PARIS: "Non, je ne me tairai pas" face au narcotrafic, a déclaré mercredi dans une tribune publiée dans le journal Le Monde Amine Kessaci, le frère de Mehdi, abattu jeudi à Marseille par deux personnes à moto.

"Je dirai et répéterai que mon frère Mehdi est mort pour rien. Je dirai la violence du narcotrafic", a également écrit le militant écologiste de 22 ans, engagé dans la lutte contre le narcobanditisme. En 2020, cette famille de six enfants avait déjà été endeuillée par l'assassinat d'un autre de ses frères, Brahim, 22 ans, dont le corps avait été retrouvé carbonisé dans un véhicule.

"On me parle de crime d’avertissement. Mais un crime n'est jamais un avertissement", a encore déclaré Amine Kessaci, qui a enterré mardi son frère Mehdi. "Voici ce que font les trafiquants : ils tentent d’annihiler toute résistance, de briser toute volonté, de tuer dans l’œuf tout embryon de révolte pour étendre leur pouvoir sur nos vies", a-t-il ajouté.

La protection policière qui lui a été accordée ne l'a pas été à ses proches, a souligné le militant écologiste de 22 ans. "Pourtant, qui ignorait que ma famille avait déjà payé un tribut de sang? Comment ne pas savoir que ma famille pouvait être touchée ?", s'est-il interrogé.

"Face à un tel ennemi, l’Etat doit prendre la mesure de ce qu'il se passe et comprendre qu'une lutte à mort est engagée", a-t-il encore prévenu.

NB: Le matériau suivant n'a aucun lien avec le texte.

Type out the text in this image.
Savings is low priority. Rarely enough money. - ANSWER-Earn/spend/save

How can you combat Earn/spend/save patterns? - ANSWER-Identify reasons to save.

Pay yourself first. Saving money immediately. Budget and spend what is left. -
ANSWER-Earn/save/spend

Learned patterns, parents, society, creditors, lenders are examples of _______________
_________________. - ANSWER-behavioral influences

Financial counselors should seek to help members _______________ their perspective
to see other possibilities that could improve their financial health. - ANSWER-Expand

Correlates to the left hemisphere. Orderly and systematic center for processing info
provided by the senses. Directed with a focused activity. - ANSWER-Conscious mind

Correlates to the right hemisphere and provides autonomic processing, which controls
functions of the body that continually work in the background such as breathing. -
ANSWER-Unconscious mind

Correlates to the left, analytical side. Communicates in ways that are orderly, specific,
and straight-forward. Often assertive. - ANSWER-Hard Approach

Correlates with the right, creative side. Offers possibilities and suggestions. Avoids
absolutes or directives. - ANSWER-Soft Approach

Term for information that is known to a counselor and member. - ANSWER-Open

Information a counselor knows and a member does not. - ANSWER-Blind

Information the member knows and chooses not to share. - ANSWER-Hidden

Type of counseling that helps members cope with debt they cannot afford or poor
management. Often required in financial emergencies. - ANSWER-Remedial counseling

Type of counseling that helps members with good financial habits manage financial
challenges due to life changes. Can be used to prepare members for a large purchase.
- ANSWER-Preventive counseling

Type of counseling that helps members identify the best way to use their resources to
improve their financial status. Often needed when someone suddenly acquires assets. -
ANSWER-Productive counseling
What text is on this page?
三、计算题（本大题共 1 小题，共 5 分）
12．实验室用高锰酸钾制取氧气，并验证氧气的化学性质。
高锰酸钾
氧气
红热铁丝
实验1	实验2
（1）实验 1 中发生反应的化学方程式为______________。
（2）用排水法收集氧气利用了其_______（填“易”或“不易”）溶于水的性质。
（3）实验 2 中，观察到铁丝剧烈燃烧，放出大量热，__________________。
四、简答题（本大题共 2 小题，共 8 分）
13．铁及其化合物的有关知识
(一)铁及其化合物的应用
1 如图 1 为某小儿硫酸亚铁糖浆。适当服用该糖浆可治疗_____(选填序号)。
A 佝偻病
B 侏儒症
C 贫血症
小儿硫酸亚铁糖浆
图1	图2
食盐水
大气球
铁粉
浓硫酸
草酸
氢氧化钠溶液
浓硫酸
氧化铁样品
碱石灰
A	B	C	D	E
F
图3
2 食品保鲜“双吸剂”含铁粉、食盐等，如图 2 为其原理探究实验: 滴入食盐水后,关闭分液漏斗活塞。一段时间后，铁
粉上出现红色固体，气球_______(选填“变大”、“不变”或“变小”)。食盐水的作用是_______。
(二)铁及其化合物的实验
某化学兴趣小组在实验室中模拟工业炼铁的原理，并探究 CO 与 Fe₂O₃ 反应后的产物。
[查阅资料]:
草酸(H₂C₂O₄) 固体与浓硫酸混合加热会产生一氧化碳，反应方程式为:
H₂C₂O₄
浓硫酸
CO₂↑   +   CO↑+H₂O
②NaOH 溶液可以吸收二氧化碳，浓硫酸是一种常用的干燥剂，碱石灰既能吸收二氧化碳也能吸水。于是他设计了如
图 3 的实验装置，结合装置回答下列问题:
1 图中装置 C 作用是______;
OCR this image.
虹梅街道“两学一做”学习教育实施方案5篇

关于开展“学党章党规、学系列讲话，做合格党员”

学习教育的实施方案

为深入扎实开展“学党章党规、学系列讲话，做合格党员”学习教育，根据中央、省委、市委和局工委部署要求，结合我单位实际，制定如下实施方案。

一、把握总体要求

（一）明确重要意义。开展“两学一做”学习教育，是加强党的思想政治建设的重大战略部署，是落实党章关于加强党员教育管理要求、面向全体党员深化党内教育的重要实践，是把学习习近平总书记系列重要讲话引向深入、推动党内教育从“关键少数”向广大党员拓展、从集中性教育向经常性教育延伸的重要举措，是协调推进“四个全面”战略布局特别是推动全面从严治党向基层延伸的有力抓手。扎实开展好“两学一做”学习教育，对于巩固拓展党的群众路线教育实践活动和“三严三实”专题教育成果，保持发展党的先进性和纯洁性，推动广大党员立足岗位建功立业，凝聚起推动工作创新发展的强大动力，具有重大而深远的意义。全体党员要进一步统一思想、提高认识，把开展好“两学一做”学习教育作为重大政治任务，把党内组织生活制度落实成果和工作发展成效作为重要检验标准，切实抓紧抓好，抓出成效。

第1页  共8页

"Il est temps d’agir, par exemple de faire revenir les services publics dans les quartiers, de lutter contre l’échec scolaire qui fournit aux trafiquants une main-d’œuvre soumise, de doter les enquêteurs et les forces de police des moyens dont ils ont besoin, de renforcer, de soutenir réellement les familles de victimes du narcotrafic. Nous comptons nos morts, mais que fait l’Etat ?"

Medhi Kessaci, 20 ans, a été assassiné jeudi à Marseille près d'une salle de concert par deux hommes à moto, activement recherchées, un "crime d'intimidation" et "un assassinat d'avertissement" pour les autorités.